Last week, the Republicans unveiled their health care bill, which I read through, and I found some good amendments buried within a plan that really just puts gum in the bridge supports.

It costs only $61 billion, will allow individuals to purchase insurance across state lines, will make no cuts to Medicare (Republicans argue the Democrat plan will cut $500 billion from Medicare, although Dems say they would only cut waste) and will offer high-risk pools, or subsidies, to help high-risk individuals afford insurance.

I agree with the idea of allowing individuals to purchase insurance across state lines, but the Republicans offer no regulatory agents in their plan, which mean that insurance companies can just travel to low-regulation states and gouge customers by scaling back coverage.

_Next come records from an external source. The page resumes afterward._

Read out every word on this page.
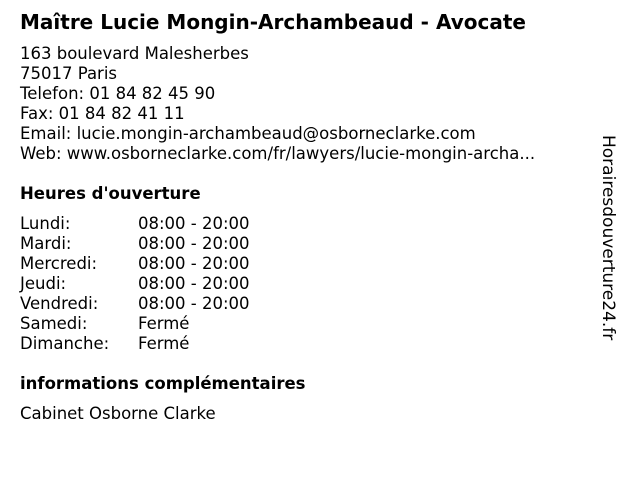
Maître Lucie Mongin-Archambeaud - Avocate
163 boulevard Malesherbes
75017 Paris
Telefon: 01 84 82 45 90
Fax: 01 84 82 41 11
Email: lucie.mongin-archambeaud@osborneclarke.com
Web: www.osborneclarke.com/fr/lawyers/lucie-mongin-archa...
Heures d'ouverture
Lundi:	08:00 - 20:00
Mardi:	08:00 - 20:00
Mercredi: 08:00 - 20:00
Jeudi:	08:00 - 20:00
Vendredi: 08:00 - 20:00
Samedi:	Fermé
Dimanche: Fermé
informations complémentaires
Cabinet Osborne Clarke
Horairesdouverture24.fr
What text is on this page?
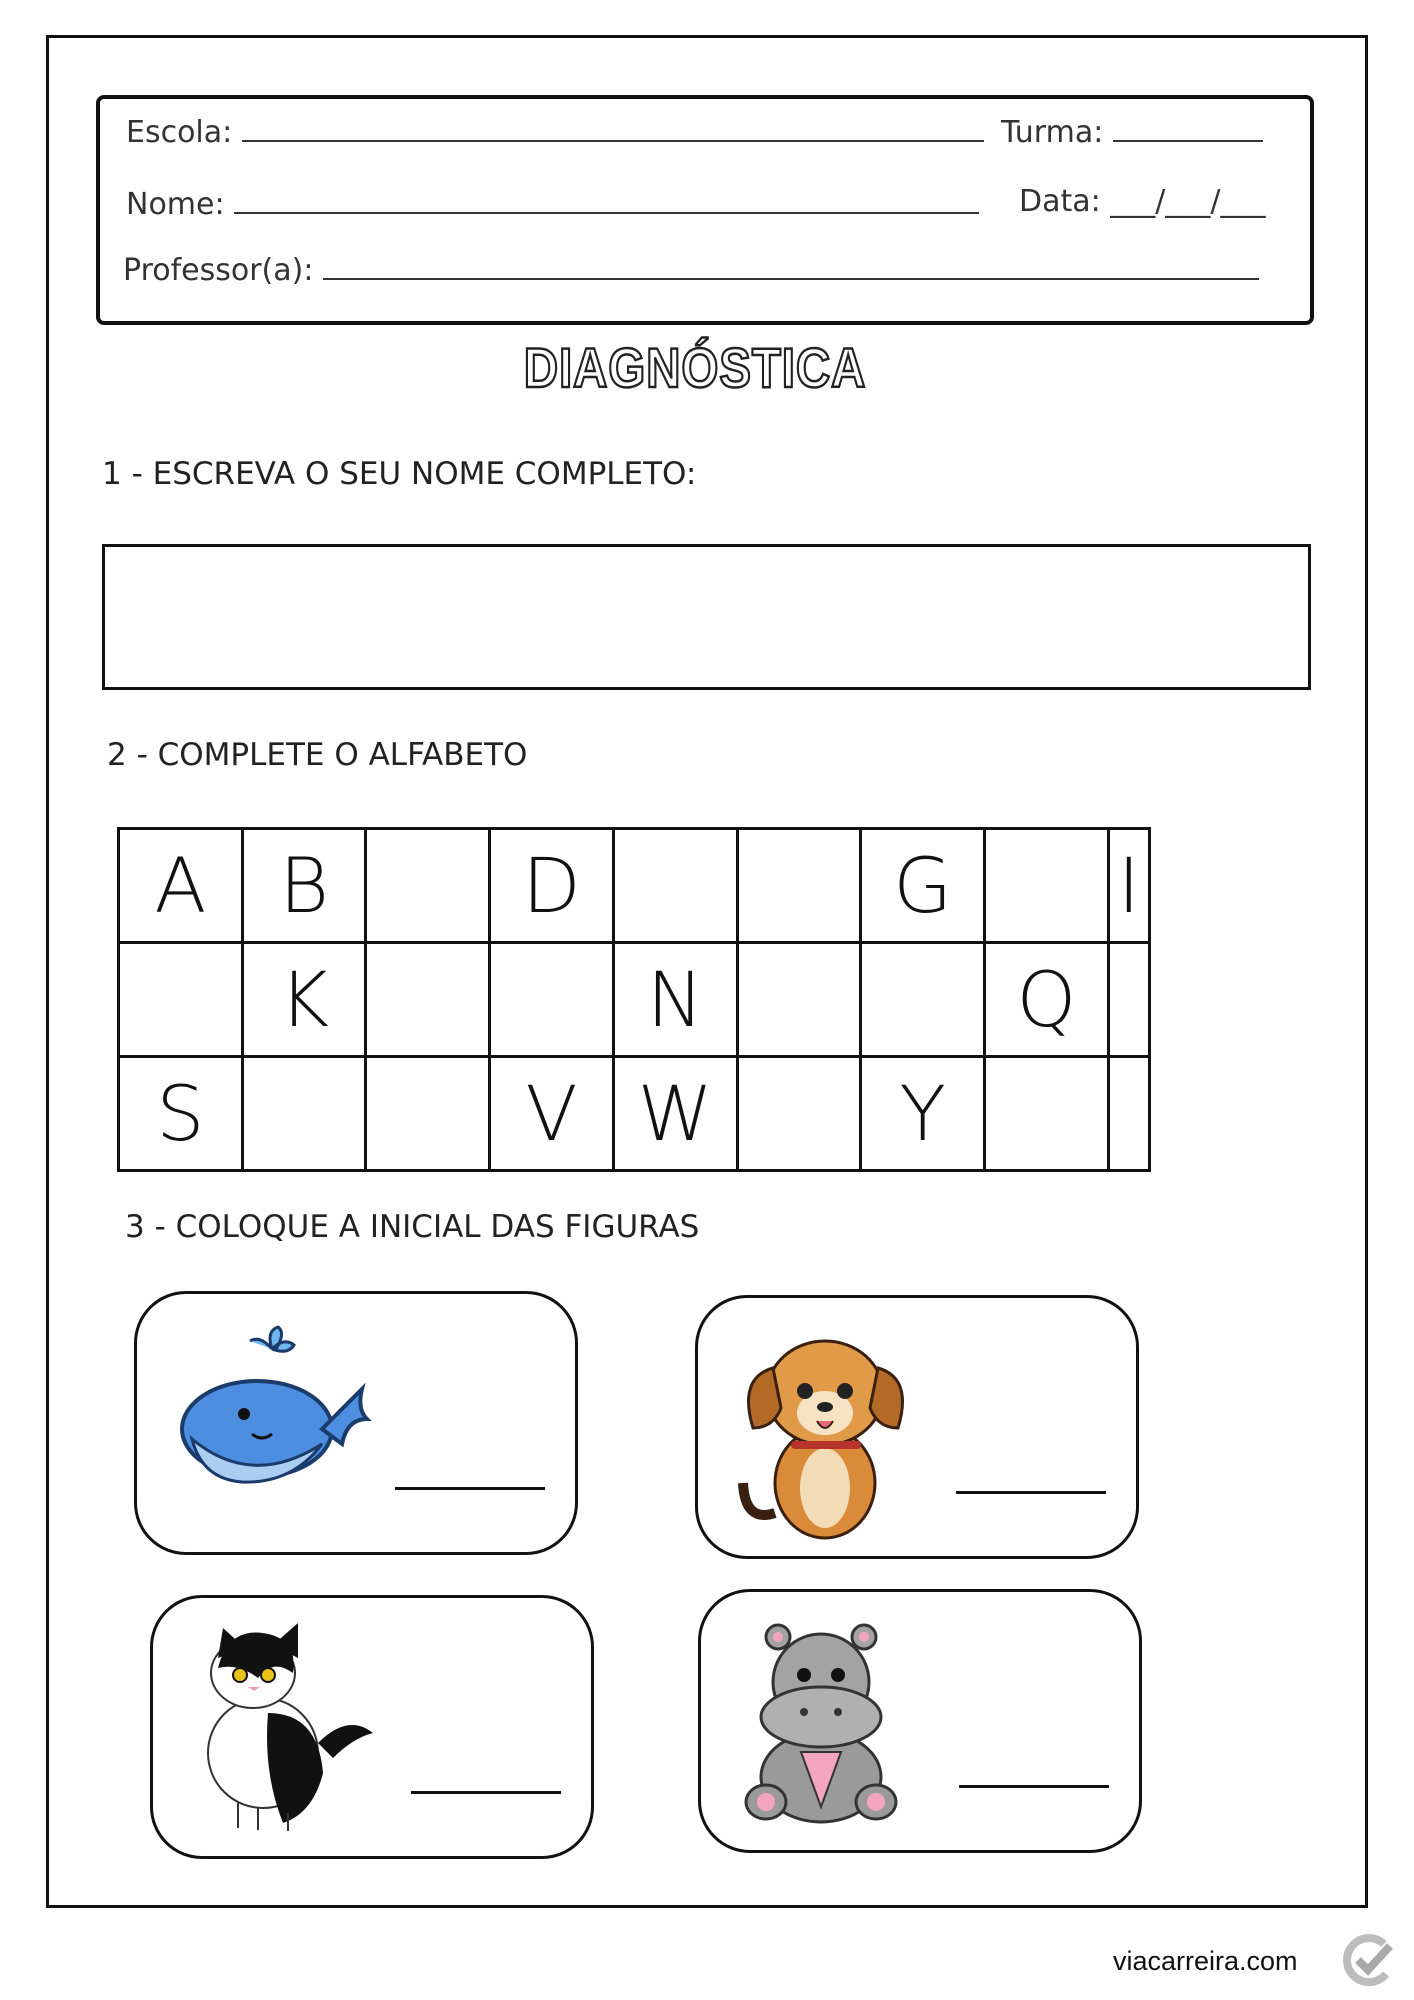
Escola:	Turma:
Nome:	Data: ___/___/___
Professor(a):
DIAGNÓSTICA
1 - ESCREVA O SEU NOME COMPLETO:
2 - COMPLETE O ALFABETO
A	B		D			G		I
	K			N			Q	
S			V	W		Y		
3 - COLOQUE A INICIAL DAS FIGURAS
viacarreira.com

Another problem with the GOP plan is the high-risk pools. There is a reason you’ve not heard many health care proponents mention them: They don’t work.

They need to be subsidized enough by the government to be effective. The GOP allocates only $25 billion to the plan between 2010 and 2019.

Given the massive amount that individuals with pre-existing conditions must already pay, and the insistence that they pay “50 percent more” than healthy people for insurance under the GOP plan, many customers with pre-existing conditions will still find the premiums too high.

Considering the enormous amount of criticism the GOP has given to the Democratic plan, I expected a better alternative.

Nevertheless, the Democratic plan has its share of shortcomings and controversies, too, strengthening my belief that it will not pass this year.

First, there is the Stupak Amendment in the bill, which requires that no insurance company in the exchange or public option should cover abortion in their policies.

Second, it mandates that every individual obtain coverage, which could be a disastrous prospect if there is no public option, but even if there is a government-run system, Congressional Budget Office estimates premiums for the government option could be higher than private policies.

We lose either way.

The Democratic talking point is, “We can either do this or do nothing, which is not an option.” But right now, given the questionable proposals by both parties, I’m not convinced that doing nothing would be much worse.